Joyeuse journée de la Fibre ! Découvrez toutes les activités prévues ! https://t.co/VgV7nPWjqM #jeveuxlafibre pic.twitter.com/tCoRIdEzuh
— FTTH Council Europe (@FTTHCouncilEU) 4 Novembre 2015
La France, derrière ses voisins sur la disponibilité de la fibre
Malgré l'enthousiasme des industriels, cette première édition française n'arrive peut-être pas au meilleur moment. Fin octobre, une étude publiée par le cabinet d'étude IHS sur l'année 2014 dressait un tableau accablant pour la France. Dans la majorité des départements français, moins d'un tiers des logements sont éligibles aux « réseaux de nouvelle génération » (NGA) (100 Mb/s minimum en téléchargement), ce qui semble être une situation bien rare en Europe. « Au total, 24 pays proposaient une disponibilité du NGA supérieure à la moyenne (68 %), et seuls trois pays affichaient une disponibilité du NGA inférieure à 50 % (France, Grèce et Italie) » sur 31 pays, détaille le communiqué d'IHS. Une douche froide.

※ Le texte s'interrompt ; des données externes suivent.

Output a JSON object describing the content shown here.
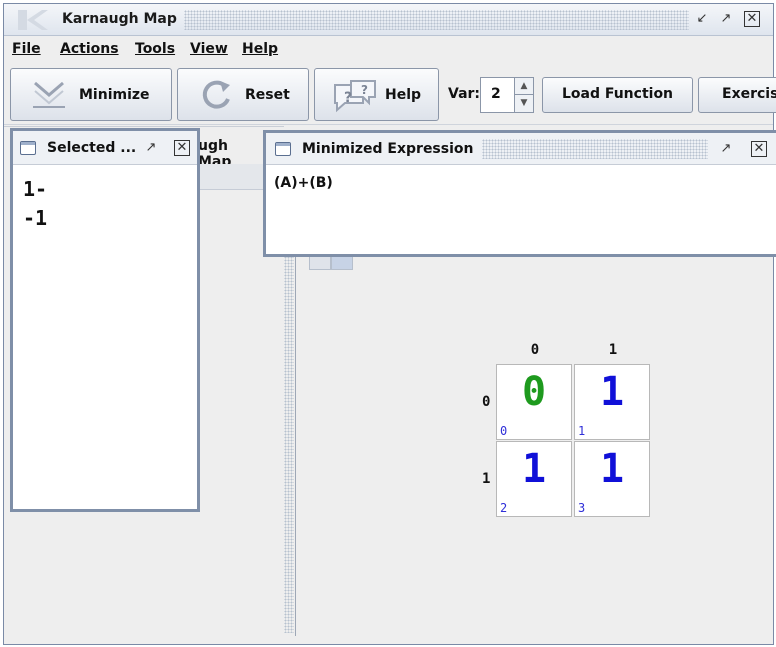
{
  "window": {
    "title": "Karnaugh Map"
  },
  "menu": {
    "file": "File",
    "actions": "Actions",
    "tools": "Tools",
    "view": "View",
    "help": "Help"
  },
  "toolbar": {
    "minimize": "Minimize",
    "reset": "Reset",
    "help": "Help",
    "var_label": "Var:",
    "var_value": "2",
    "load_function": "Load Function",
    "exercise": "Exercis"
  },
  "selected_panel": {
    "title": "Selected ...",
    "lines": [
      "1-",
      "-1"
    ]
  },
  "hidden_tab": {
    "label": "ugh Map"
  },
  "minimized_panel": {
    "title": "Minimized Expression",
    "expression": "(A)+(B)"
  },
  "kmap": {
    "col_headers": [
      "0",
      "1"
    ],
    "row_headers": [
      "0",
      "1"
    ],
    "cells": [
      {
        "value": "0",
        "index": "0",
        "color": "#1e9a1e"
      },
      {
        "value": "1",
        "index": "1",
        "color": "#1010d8"
      },
      {
        "value": "1",
        "index": "2",
        "color": "#1010d8"
      },
      {
        "value": "1",
        "index": "3",
        "color": "#1010d8"
      }
    ]
  }
}
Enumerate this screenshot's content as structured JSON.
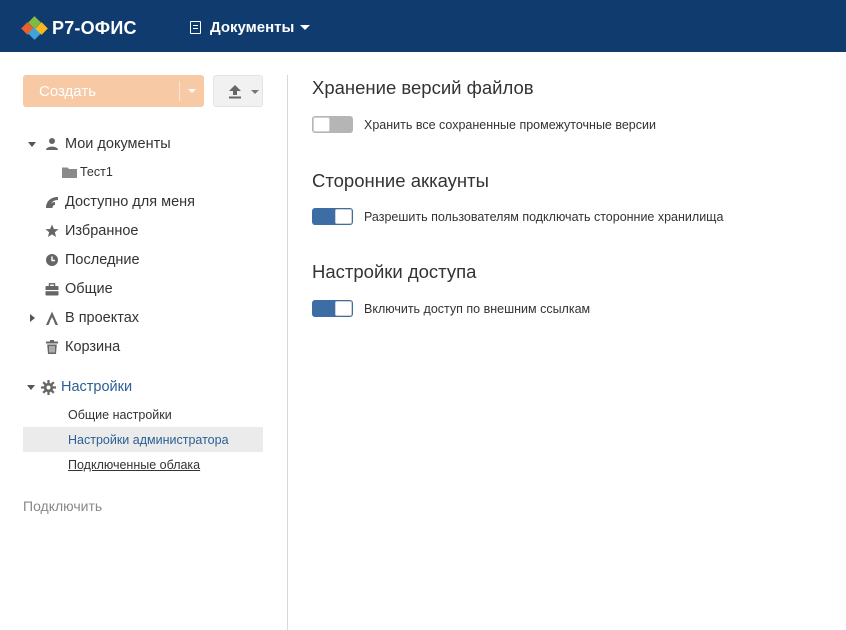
{
  "header": {
    "logo_text": "Р7-ОФИС",
    "product_label": "Документы",
    "colors": {
      "bar": "#0f3b6f"
    }
  },
  "sidebar": {
    "create_label": "Создать",
    "upload_icon": "upload-icon",
    "tree": [
      {
        "label": "Мои документы",
        "icon": "person-icon",
        "expanded": true
      },
      {
        "label": "Тест1",
        "icon": "folder-icon"
      },
      {
        "label": "Доступно для меня",
        "icon": "share-icon"
      },
      {
        "label": "Избранное",
        "icon": "star-icon"
      },
      {
        "label": "Последние",
        "icon": "clock-icon"
      },
      {
        "label": "Общие",
        "icon": "briefcase-icon"
      },
      {
        "label": "В проектах",
        "icon": "projects-icon",
        "expanded": false
      },
      {
        "label": "Корзина",
        "icon": "trash-icon"
      }
    ],
    "settings": {
      "label": "Настройки",
      "items": [
        {
          "label": "Общие настройки"
        },
        {
          "label": "Настройки администратора",
          "active": true
        },
        {
          "label": "Подключенные облака"
        }
      ]
    },
    "connect_label": "Подключить"
  },
  "main": {
    "sections": [
      {
        "title": "Хранение версий файлов",
        "toggle_label": "Хранить все сохраненные промежуточные версии",
        "enabled": false
      },
      {
        "title": "Сторонние аккаунты",
        "toggle_label": "Разрешить пользователям подключать сторонние хранилища",
        "enabled": true
      },
      {
        "title": "Настройки доступа",
        "toggle_label": "Включить доступ по внешним ссылкам",
        "enabled": true
      }
    ],
    "colors": {
      "toggle_on": "#3c6ea5",
      "toggle_off": "#b5b5b5",
      "link": "#2b5f95",
      "create_button": "#f7c9a5"
    }
  }
}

L'explication historique couramment avancée est la qualité correcte du réseau ADSL français vis-à-vis des voisins européens. Selon IHS, la couverture française en haut débit (ADSL et plus) restait supérieure à la moyenne européenne, « que ce soit au niveau national ou rural ». « La couverture en NGA, par contre, restait sous la moyenne européenne alors que c'est la catégorie qui a le plus progressé entre 2013 et 2014 » note tout de même l'étude.
« Nos offres haut débit [ADSL] traditionnelles sont encore fonctionnelles. C’est une caractéristique de la France et du triple play » nous expliquait en février l'IDATE, à l'occasion de la FTTH Conference organisée par le FTTH Council Europe. En 2014, la France était pourtant l'un des trois seuls pays européens à disposer de plus d'un million d'abonnés à la fibre optique en Europe. Selon les derniers observatoires de l'ARCEP, le nombre d'abonnés ADSL baisse continuellement, au profit du très haut débit (VDSl, câble et fibre jusqu'à l'abonné), en majorité jusqu'à la barre des 100 Mb/s.
Si le FTTH est en bonne position, cela ne doit pas cacher le fait que de nombreux foyers n'ont pas encore accès au très haut débit. Néanmoins, l'avantage de la fibre optique de bout en bout est d'assurer une certaine pérennité dans la qualité des connexions puisqu'il sera par la suite facilement possible d'augmenter encore les débits (téléchargement et upload). Le déploiement du FTTH est donc un pari sur l'avenir, contrairement à une montée en débit (VDSL2), privilégiée par d'autres pays, et qui montre déjà ses limites.
Le financement du très haut débit par l'État bloqué par l'Europe
En février, l'IDATE notait surtout que le plan France Très Haut Débit (France THD), censé couvrir l'ensemble du pays en 2022, dont 80 % en FTTH, était assez unique en Europe. « Des pays qui ont un vrai plan THD, il n’y en a pas tant que ça. Ils ont un plan ‘broadband’ (haut débit), pas forcément centré sur le FTTH » nous expliquait l'institut. Tous s'en tiennent au minimum à l'objectif européen de 100 % de foyers couverts à 30 Mb/s en 2020 (dont la moitié à 100 Mb/s), quitte à privilégier d'autres technologies que la fibre.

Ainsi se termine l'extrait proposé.